Une critique sommaire de la numérosphère ralliera sans peine tous ceux que la fracture numérique inquiète, et qui n’ont pas pris le tournant. Le livre et les conférences de FJ, par conséquent, rencontreront de ce côté du public une approbation facile – mais que je ne soutiendrai pas. Je ne prendrai qu’un exemple, la difficulté aujourd’hui d’éditer un livre : je m’efforce depuis plus de douze ans de contourner cet obstacle bien réel par le recours à ce blog, qui n’est pas je l’espère tout-à-fait vide d’esprit, et qui constitue à mon avis une bonne réponse au déclin ou aux embarras de la graphosphère. Sur mon blog je redeviens libre d’éditer, je choisis au gré des circonstances les thèmes de mes billets, je pouvais même (avant que La Croix ne me l’interdise pour cause de droits) assez plaisamment les illustrer… Et surtout le lecteur peut à tout moment y intervenir, une certaine interactivité (moins évidente dans le cas du livre) semble permise. En bref, l’écriture numérique et les pages-écrans, bien différentes en effet des pages-papier, ne précipitent pas la fin de la culture, au contraire !
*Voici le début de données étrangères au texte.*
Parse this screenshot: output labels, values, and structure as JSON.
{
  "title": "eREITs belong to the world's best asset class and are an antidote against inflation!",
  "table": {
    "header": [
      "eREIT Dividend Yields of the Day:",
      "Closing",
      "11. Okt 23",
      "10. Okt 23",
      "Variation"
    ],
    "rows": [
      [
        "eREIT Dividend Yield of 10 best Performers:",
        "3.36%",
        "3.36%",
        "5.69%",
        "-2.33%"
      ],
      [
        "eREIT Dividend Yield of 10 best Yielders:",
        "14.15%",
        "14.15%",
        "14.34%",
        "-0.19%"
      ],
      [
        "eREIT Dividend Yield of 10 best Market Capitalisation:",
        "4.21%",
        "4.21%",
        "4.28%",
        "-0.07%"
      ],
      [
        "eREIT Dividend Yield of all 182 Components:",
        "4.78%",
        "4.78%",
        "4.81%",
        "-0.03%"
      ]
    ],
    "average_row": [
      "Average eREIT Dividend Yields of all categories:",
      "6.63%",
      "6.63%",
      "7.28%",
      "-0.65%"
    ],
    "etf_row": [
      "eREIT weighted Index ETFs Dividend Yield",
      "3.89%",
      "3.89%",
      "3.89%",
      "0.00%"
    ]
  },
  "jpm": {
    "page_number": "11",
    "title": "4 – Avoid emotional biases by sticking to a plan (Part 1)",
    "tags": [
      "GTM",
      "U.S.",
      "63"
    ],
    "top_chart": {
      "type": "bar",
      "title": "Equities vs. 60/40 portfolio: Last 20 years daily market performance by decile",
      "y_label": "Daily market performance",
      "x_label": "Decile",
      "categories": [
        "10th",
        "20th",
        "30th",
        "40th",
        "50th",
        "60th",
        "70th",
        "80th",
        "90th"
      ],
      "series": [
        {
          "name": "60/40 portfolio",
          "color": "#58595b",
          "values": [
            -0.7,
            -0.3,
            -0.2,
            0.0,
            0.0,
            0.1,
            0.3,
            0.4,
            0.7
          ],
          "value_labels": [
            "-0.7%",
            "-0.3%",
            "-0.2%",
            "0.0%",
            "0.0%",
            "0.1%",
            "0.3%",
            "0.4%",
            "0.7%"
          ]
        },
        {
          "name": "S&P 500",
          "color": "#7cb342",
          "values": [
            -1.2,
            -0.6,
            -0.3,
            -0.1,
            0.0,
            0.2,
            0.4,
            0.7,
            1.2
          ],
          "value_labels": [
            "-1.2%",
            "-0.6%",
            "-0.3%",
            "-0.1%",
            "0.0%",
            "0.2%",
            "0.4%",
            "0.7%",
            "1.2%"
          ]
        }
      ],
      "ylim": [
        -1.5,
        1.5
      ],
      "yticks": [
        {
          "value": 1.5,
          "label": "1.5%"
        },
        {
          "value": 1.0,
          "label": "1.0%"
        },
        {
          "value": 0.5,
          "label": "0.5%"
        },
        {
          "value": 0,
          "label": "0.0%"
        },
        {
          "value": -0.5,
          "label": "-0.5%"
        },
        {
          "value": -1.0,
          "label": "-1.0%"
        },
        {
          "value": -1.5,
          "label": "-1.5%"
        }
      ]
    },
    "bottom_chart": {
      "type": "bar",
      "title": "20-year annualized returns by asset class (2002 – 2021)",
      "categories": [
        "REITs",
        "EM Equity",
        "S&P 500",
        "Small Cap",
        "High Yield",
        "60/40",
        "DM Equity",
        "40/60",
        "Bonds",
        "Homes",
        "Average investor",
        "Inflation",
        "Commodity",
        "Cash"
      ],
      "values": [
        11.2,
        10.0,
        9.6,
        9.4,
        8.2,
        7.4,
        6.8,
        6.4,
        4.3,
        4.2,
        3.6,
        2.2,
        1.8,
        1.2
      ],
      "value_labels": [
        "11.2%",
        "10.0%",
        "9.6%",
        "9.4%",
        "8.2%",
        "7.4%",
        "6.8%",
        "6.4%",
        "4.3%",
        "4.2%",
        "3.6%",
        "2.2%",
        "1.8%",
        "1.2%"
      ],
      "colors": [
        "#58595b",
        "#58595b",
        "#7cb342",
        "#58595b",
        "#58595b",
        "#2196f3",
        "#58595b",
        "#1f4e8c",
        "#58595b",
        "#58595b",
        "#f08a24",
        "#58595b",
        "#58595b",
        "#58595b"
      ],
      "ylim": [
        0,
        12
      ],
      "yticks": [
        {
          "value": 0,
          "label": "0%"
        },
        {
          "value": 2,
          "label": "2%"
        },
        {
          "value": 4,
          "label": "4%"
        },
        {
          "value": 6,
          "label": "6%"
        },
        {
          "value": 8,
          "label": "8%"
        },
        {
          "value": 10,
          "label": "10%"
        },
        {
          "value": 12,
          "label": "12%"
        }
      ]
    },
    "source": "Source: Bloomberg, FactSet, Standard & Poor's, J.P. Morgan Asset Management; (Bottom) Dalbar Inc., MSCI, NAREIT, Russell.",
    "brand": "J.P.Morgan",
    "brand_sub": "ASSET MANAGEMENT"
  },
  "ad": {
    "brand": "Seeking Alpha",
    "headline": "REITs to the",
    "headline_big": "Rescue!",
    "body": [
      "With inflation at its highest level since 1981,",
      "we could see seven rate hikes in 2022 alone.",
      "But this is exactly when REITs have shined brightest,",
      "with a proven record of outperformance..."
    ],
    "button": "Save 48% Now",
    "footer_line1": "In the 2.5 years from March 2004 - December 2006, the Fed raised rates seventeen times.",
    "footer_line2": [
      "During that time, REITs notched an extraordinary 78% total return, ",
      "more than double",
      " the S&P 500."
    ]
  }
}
Cette relève (du papier par le tournant numérique) continue de faire l’objet de trop d’études pour que je m’y attarde ici ; mais il y a de l’esprit du côté des NTIC (Nouvelles Technologies de l’Information et de la Communication) et je ne voudrais pas avec Finkielkraut, assez souvent Debray et aujourd’hui Jullien aggraver cette déploration.